Exclusiveness is replaced with engagement. Participation in culture turns into the currency.
The brand relationship is now developed via repost chains and comment sections rather than mostly in-store. Rather than through touch, emotional investment occurs through spectacle.
The Fashion Industry in the Digital Identity Age
Coperni’s ascent parallels a change in the way people create their identities on the internet. Novelty, change, and visual coherence are rewarded on social media sites. Fashion brands must function similarly to media firms in this setting.
Coperni is aware that:
Content is a runway show.
A headline is a clothing.
A broadcast channel is a model.
The company creates moments that seem designed for a future where wearable technology, augmented reality, and biometric materials are standard, existing at the nexus of fashion and technical imagination.

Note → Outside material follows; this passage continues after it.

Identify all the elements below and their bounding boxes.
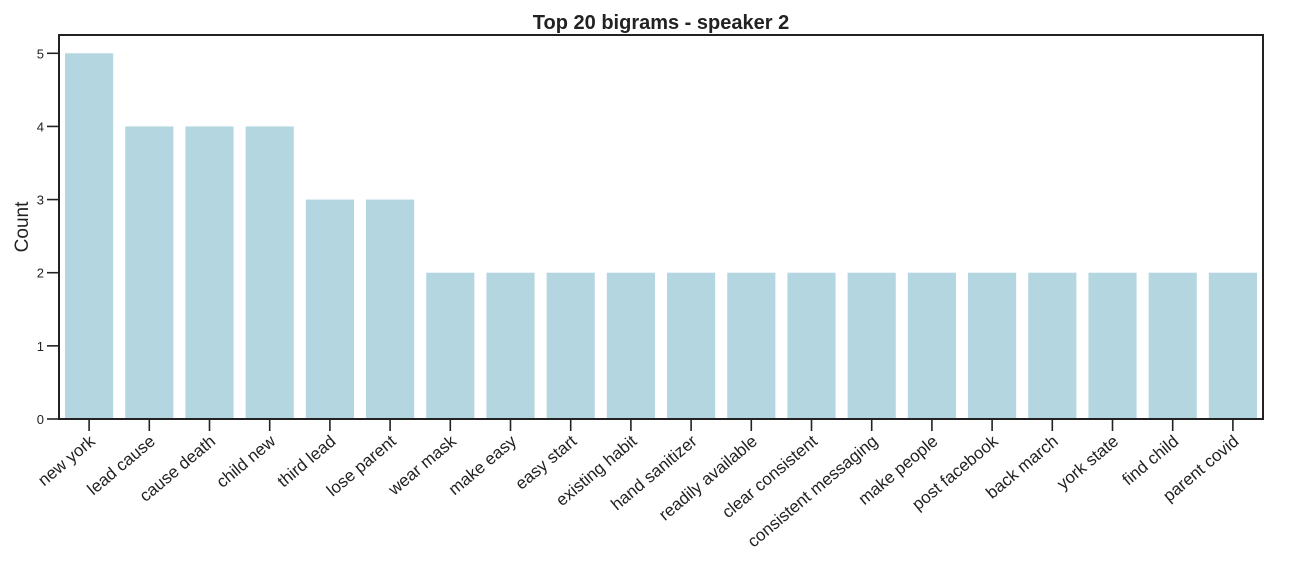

More than just innovation, the spray-on clothing represented change in real time. It reflected the ongoing application, erasure, and reapplication of digital identity. Iterative, performative, and fluid.
The Economy of Spectacle
We live in what could be referred to as a spectacle economy, where virality equals power and attention is limited. Coperni functions seamlessly inside this framework and does not oppose it.
But beneath the surface, there’s tension. Do click-through rates have the potential to overshadow craftsmanship when fashion turns into content? What happens to lifespan when clothing is made with replay value in mind?
Coperni resolves this conundrum by fusing conceptual clarity with innovative materials. Despite its viral peaks, its collections are frequently wearable and minimalist. You are drawn in by the sight, and the design maintains believability.
Brand as an Electronic Partner
The way that Coperni embodies a novel kind of brand intimacy is arguably the most intriguing. Customers first see it on a screen—through a sharing, a trending sound, or a scroll. Pixels, rather than fabric, are where the brand relationship starts.
Our affiliations are increasingly shaped by mediated experiences in our hypermodern lives. Coperni does not oppose this truth; rather, he reflects it. It recognises that the modern luxury customer is also a distributor, curator, and creator of content.
Nowadays, fashion is more than simply clothes. It circulates algorithmically, is streamed, and is archived.
The importance of Coperni is found in both its clothing and its recognition of the runway’s limitless growth. Wi-Fi users are now in the front row. When the lights go off, the moment grows instead of diminishing.
In this way, Coperni is less of a conventional fashion house and more of a model for how companies will function in the ensuing decades, when technology will co-author fashion rather than serve as an accessory.